Hong Kong’s new justice secretary has been grilled over a controversy surrounding illegal additions to her home that has highlighted concerns about the rule of law in the semi-autonomous Chinese city.
Teresa Cheng faced intense questioning in the Hong Kong legislature about the scandal as well as a separate controversy involving the government’s disqualification of a young pro-democracy activist from an upcoming election.
Ms Cheng, who has refused to step down and denies she lacks integrity, becomes the latest senior government official over the years to be dogged by a property-related scandal that underlines rising public distrust.
The 59-year-old Ms Cheng, a veteran arbitrator, was tapped to be the city’s top law enforcement officer less than four weeks ago.
Soon after, a steady trickle of local media reports revealed that her suburban mansion was riddled with unauthorised extensions, including a rooftop hut and a basement.
News of wealthy officials making illegal additions to their homes has stoked public anger over widening inequality in the Asian financial centre, which has been ranked the world’s most expensive housing market.
The controversy deepened after Ms Cheng disclosed that the house next door was owned by her husband, the founder of an engineering firm, and was also full of illegal exensions.
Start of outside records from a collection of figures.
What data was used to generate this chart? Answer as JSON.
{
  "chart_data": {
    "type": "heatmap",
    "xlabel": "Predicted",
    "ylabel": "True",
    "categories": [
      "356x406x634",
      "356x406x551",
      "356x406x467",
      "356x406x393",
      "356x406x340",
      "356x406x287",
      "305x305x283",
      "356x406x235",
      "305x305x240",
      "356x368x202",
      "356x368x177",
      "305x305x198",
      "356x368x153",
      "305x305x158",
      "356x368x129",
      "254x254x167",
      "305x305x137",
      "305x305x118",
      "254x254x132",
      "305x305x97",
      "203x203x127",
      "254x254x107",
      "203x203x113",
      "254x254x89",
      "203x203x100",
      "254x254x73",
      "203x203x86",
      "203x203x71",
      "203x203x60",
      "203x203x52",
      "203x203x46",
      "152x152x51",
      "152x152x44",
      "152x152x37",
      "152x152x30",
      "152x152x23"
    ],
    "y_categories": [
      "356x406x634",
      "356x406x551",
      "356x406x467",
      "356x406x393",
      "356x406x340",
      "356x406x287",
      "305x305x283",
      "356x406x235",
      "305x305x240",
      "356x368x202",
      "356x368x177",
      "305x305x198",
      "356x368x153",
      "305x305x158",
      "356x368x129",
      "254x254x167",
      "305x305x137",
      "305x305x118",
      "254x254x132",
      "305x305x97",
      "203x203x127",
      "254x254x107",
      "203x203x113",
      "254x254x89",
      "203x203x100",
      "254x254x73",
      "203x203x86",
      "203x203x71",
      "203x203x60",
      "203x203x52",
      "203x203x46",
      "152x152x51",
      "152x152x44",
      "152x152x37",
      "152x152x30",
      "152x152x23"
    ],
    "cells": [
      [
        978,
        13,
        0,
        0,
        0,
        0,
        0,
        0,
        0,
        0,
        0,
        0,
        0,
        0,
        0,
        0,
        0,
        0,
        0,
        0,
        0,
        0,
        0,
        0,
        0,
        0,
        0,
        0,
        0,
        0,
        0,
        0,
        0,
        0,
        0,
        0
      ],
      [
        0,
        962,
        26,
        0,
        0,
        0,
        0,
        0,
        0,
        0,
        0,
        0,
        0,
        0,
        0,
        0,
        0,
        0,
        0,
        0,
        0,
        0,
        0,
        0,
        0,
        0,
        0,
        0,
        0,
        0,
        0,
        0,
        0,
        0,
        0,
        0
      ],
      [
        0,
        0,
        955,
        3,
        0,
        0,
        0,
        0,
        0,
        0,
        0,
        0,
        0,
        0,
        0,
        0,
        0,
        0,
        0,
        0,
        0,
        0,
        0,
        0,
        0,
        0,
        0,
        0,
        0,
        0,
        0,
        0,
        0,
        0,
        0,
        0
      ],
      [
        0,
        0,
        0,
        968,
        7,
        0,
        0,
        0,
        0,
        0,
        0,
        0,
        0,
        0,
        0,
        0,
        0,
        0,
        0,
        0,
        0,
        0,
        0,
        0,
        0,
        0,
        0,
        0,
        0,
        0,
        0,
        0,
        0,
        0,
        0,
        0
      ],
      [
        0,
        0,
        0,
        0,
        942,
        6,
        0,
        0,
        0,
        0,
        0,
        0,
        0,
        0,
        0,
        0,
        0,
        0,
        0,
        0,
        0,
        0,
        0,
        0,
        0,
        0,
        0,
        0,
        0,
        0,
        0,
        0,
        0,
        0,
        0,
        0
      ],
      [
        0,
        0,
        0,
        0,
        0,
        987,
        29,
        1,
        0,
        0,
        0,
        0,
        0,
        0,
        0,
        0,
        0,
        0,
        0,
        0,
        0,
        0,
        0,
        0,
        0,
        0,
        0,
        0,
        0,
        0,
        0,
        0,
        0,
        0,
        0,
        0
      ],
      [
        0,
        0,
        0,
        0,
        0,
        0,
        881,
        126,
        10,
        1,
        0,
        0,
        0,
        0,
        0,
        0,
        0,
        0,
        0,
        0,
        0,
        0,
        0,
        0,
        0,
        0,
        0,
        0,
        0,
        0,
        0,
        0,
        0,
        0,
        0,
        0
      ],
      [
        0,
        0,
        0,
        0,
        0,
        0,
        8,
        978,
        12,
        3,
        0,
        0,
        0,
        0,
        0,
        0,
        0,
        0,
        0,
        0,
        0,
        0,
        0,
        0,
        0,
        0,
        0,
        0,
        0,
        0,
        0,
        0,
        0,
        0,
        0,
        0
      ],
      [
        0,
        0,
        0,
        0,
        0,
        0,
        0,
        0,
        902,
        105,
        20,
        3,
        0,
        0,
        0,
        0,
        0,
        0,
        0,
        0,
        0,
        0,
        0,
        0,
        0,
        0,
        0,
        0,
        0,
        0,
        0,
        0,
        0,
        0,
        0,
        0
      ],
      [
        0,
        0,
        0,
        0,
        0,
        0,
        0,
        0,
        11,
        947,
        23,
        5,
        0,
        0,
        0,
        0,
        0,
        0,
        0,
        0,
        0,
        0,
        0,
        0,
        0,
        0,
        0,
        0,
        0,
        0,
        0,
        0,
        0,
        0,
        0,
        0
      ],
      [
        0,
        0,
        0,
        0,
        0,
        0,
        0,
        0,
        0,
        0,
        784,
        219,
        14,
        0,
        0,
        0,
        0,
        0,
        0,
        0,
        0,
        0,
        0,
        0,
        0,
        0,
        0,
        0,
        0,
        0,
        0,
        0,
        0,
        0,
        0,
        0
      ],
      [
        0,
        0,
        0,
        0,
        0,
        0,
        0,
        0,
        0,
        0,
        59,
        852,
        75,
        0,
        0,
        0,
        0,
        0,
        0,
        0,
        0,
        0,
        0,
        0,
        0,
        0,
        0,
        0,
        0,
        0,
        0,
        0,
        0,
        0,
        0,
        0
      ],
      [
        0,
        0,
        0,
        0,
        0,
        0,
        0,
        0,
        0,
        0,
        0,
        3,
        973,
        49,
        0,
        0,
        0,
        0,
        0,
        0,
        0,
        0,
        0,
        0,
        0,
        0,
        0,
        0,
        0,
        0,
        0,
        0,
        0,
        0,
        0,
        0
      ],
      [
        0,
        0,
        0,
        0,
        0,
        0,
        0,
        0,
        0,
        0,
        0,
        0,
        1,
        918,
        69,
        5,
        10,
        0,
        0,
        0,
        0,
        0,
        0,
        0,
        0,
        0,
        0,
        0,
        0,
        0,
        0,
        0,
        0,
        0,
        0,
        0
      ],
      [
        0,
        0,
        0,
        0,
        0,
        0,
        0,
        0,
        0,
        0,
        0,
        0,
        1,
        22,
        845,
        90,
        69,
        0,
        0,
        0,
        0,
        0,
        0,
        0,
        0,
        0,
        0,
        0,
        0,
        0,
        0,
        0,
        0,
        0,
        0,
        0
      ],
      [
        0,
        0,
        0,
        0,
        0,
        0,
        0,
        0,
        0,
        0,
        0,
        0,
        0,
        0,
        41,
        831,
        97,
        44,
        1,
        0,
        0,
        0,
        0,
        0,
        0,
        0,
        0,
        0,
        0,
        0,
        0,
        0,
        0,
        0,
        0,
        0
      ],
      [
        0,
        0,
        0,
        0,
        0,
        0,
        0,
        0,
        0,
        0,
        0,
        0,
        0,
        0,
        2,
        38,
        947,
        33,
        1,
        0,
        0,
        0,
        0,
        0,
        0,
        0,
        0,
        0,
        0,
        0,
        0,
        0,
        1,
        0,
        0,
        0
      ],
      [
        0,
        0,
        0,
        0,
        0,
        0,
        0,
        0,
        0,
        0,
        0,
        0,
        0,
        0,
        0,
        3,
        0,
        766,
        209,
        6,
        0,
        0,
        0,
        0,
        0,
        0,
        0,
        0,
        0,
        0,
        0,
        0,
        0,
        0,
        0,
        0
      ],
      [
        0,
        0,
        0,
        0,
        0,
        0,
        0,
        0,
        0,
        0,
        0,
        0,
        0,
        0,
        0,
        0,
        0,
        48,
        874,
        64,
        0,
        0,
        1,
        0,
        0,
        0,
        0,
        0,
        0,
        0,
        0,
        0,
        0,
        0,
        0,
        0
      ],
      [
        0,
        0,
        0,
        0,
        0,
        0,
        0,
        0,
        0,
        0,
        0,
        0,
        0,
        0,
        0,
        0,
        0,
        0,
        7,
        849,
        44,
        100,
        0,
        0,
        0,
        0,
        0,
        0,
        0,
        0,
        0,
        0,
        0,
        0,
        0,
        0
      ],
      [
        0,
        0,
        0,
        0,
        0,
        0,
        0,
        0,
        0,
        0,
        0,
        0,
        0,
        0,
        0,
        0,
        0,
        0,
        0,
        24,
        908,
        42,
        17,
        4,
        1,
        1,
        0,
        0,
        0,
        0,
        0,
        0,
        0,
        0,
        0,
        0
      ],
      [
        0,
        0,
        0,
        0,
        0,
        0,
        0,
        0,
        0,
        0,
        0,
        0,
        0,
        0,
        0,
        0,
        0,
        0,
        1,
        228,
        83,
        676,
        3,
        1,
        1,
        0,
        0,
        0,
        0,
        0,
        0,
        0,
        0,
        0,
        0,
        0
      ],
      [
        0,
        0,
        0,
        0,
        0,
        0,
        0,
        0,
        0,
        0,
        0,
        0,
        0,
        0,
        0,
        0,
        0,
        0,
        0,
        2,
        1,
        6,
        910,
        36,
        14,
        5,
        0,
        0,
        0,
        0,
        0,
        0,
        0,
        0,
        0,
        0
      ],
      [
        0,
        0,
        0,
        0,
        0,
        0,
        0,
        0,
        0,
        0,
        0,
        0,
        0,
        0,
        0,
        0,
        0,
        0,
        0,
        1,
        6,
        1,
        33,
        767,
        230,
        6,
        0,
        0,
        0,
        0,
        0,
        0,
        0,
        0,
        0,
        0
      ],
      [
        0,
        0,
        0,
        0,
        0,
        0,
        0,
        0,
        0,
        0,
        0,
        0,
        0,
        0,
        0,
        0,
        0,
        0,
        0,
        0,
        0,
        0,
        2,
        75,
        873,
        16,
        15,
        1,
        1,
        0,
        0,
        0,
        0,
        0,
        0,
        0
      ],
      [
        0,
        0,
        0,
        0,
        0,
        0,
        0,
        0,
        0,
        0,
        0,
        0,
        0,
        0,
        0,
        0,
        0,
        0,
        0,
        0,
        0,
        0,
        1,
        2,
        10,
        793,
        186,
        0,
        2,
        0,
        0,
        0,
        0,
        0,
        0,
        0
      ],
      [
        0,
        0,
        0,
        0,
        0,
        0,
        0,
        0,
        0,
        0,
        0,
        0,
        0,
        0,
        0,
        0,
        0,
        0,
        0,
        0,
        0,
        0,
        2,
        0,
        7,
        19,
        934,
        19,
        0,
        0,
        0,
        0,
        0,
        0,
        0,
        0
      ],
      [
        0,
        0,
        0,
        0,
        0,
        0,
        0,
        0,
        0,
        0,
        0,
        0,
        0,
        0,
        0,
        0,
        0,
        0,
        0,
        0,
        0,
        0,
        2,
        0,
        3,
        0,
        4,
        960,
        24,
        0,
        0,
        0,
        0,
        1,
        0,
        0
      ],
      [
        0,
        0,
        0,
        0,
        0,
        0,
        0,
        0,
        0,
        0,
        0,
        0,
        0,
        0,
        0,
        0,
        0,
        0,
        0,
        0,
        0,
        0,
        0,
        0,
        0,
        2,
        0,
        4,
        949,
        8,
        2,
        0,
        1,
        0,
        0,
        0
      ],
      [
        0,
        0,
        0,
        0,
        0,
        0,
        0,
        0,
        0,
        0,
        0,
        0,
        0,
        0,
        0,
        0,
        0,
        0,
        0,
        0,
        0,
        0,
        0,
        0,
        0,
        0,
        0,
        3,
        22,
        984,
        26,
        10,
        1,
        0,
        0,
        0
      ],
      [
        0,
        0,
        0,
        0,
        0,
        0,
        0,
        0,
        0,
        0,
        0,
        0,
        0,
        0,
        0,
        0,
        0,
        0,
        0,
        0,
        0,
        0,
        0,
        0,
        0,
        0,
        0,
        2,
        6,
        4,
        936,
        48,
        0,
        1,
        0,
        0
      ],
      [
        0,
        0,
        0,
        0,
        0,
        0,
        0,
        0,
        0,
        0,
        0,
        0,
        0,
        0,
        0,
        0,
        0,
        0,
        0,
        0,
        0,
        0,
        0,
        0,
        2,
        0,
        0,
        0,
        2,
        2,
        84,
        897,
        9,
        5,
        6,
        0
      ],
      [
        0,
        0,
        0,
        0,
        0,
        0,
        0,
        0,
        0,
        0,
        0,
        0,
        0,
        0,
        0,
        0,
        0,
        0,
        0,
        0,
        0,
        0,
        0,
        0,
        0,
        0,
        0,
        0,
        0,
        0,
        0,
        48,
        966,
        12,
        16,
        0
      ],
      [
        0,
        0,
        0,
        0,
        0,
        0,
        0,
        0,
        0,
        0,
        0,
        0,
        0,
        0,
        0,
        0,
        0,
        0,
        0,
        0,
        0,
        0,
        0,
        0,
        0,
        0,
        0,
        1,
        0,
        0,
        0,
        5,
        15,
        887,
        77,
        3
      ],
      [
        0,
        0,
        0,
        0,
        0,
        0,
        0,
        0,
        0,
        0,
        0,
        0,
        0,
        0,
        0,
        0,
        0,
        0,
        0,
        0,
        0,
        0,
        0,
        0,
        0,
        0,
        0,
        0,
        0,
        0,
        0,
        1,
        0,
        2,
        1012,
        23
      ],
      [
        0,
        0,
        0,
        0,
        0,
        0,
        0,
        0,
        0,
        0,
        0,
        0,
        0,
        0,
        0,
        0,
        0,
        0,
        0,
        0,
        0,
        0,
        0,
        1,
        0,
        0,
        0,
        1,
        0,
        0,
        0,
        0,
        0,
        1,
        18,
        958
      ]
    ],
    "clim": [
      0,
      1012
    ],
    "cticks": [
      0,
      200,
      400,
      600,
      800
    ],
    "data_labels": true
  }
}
Things got worse when it emerged that Ms Cheng authored a textbook on local construction law and represented clients involved in court disputes over illegal building works.
Ms Cheng said the house already had the additions when she bought it, and she was too busy to read the purchase documents.
“It doesn’t matter how many apologies you offer. You’re still a secretary of justice that breaches the law knowingly,” said pro-democracy MP Fernando Chui.
Opposition MPs said leeway for Ms Cheng contrasts with the government’s efforts against the city’s pro-democracy movement.
On Saturday, election officials disqualified Agnes Chow, a member of democracy leader Joshua Wong’s Demosisto party, from the upcoming March election based on her party’s platform advocating “self-determination” for Hong Kong.
“You want us to give you a chance, but who would give a chance to Agnes Chow?” said MP Roy Kwong.
Ms Cheng repeatedly apologised but said she has “determination to perform my duties as secretary of justice”.